Rudi Roubinek über seine Rolle als Kaiser. Rudi Roubinek, Kabarettist, Schauspieler und Autor, sprach mit Carina Rambauske über seine Rolle als Kaiser auf der Rosenburg. 

Von Carina Rambauske. Erstellt am 25. Juni 2019 (00:17)
Stöcher
Rudi Roubinek

NÖN: Diesen Donnerstag feiern Sie in der Sommernachtskomödie Rosenburg Premiere. Das ist aber nicht die einzige Verbindung, die Sie zu Niederösterreich haben ...
Rudi Roubinek: Ich lebe seit fünf Jahren in einer kleinen Ortschaft hinter Kirchberg am Wagram. Meine Familie mütterlicherseits kommt aus dem Weinviertel, rund um Laa an der Thaya, weshalb es seit Kindheitstagen eine Sehnsucht ist, dort zu sein. Das Weinviertel ist einfach mein Zuhause.

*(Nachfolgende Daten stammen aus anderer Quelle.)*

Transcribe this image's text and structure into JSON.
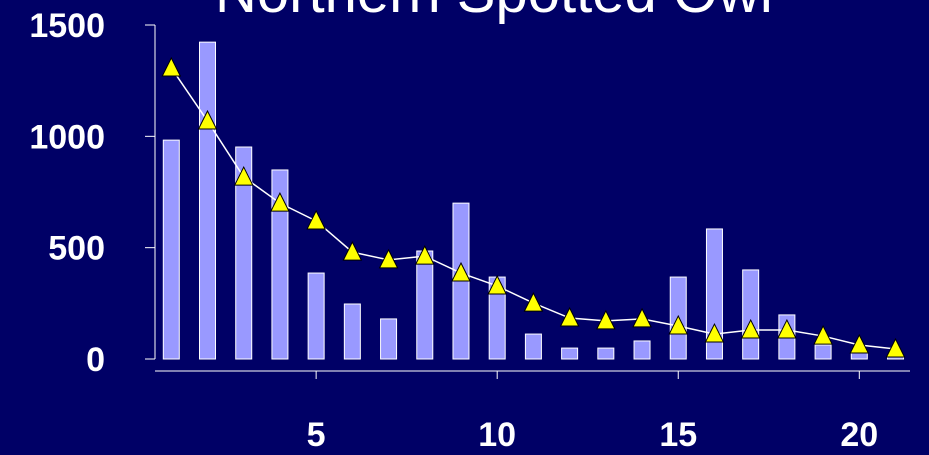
{
  "chart_data": {
    "type": "bar+line",
    "title": "Northern Spotted Owl",
    "x": [
      1,
      2,
      3,
      4,
      5,
      6,
      7,
      8,
      9,
      10,
      11,
      12,
      13,
      14,
      15,
      16,
      17,
      18,
      19,
      20,
      21
    ],
    "xlim": [
      0.55,
      21.4
    ],
    "xticks": [
      5,
      10,
      15,
      20
    ],
    "ylim": [
      0,
      1500
    ],
    "yticks": [
      0,
      500,
      1000,
      1500
    ],
    "series": [
      {
        "type": "bar",
        "color": "#9999ff",
        "values": [
          983,
          1423,
          952,
          849,
          386,
          247,
          180,
          485,
          700,
          368,
          112,
          49,
          49,
          81,
          368,
          584,
          400,
          198,
          63,
          31,
          10
        ]
      },
      {
        "type": "line",
        "color": "#ffff00",
        "values": [
          1307,
          1069,
          817,
          700,
          620,
          480,
          445,
          462,
          386,
          328,
          251,
          184,
          171,
          180,
          148,
          112,
          130,
          130,
          103,
          63,
          45
        ]
      }
    ]
  }
}
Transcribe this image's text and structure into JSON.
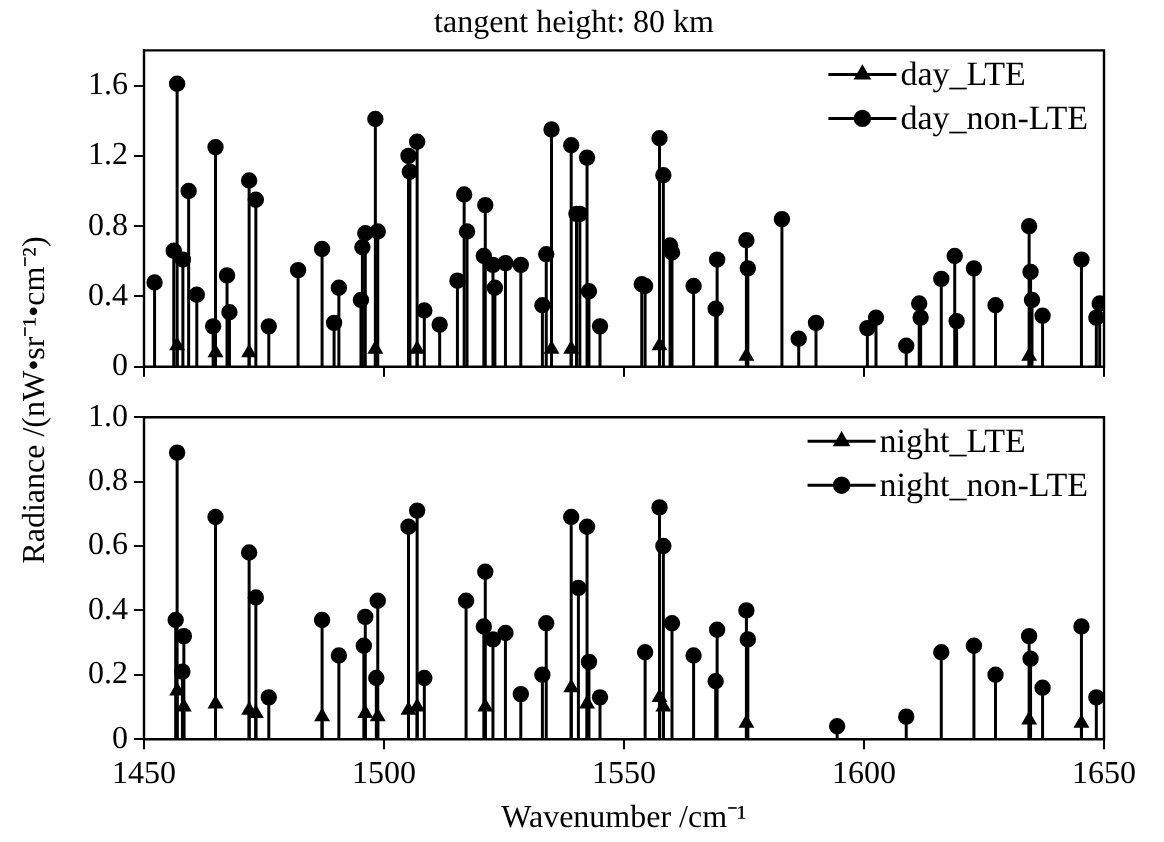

Hierzulande kennt man Sie vor allem durch Ihre Rolle des Seyffenstein in der TV-Serie „Wir sind Kaiser“. In „Amadeus“ auf der Rosenburg sind Sie bis Ende August als Kaiser Jospeh II. zu sehen. Freuen Sie sich auf diese Rollenumkehr?
Roubinek: Das Spannende an Figuren wie dem Kaiser ist das gottgleiche Agieren. Die Dramatik – vor allem im zweiten Teil des Stücks – geht an Joseph II vorüber: Salieri verzweifelt am Talent Mozarts. Der Kaiser kriegt davon nichts mit, da für ihn alle nur Hofschranzen sind. Er taucht auf, redet irgendeinen Unfug und geht wieder. Das ist schon sehr faszinierend.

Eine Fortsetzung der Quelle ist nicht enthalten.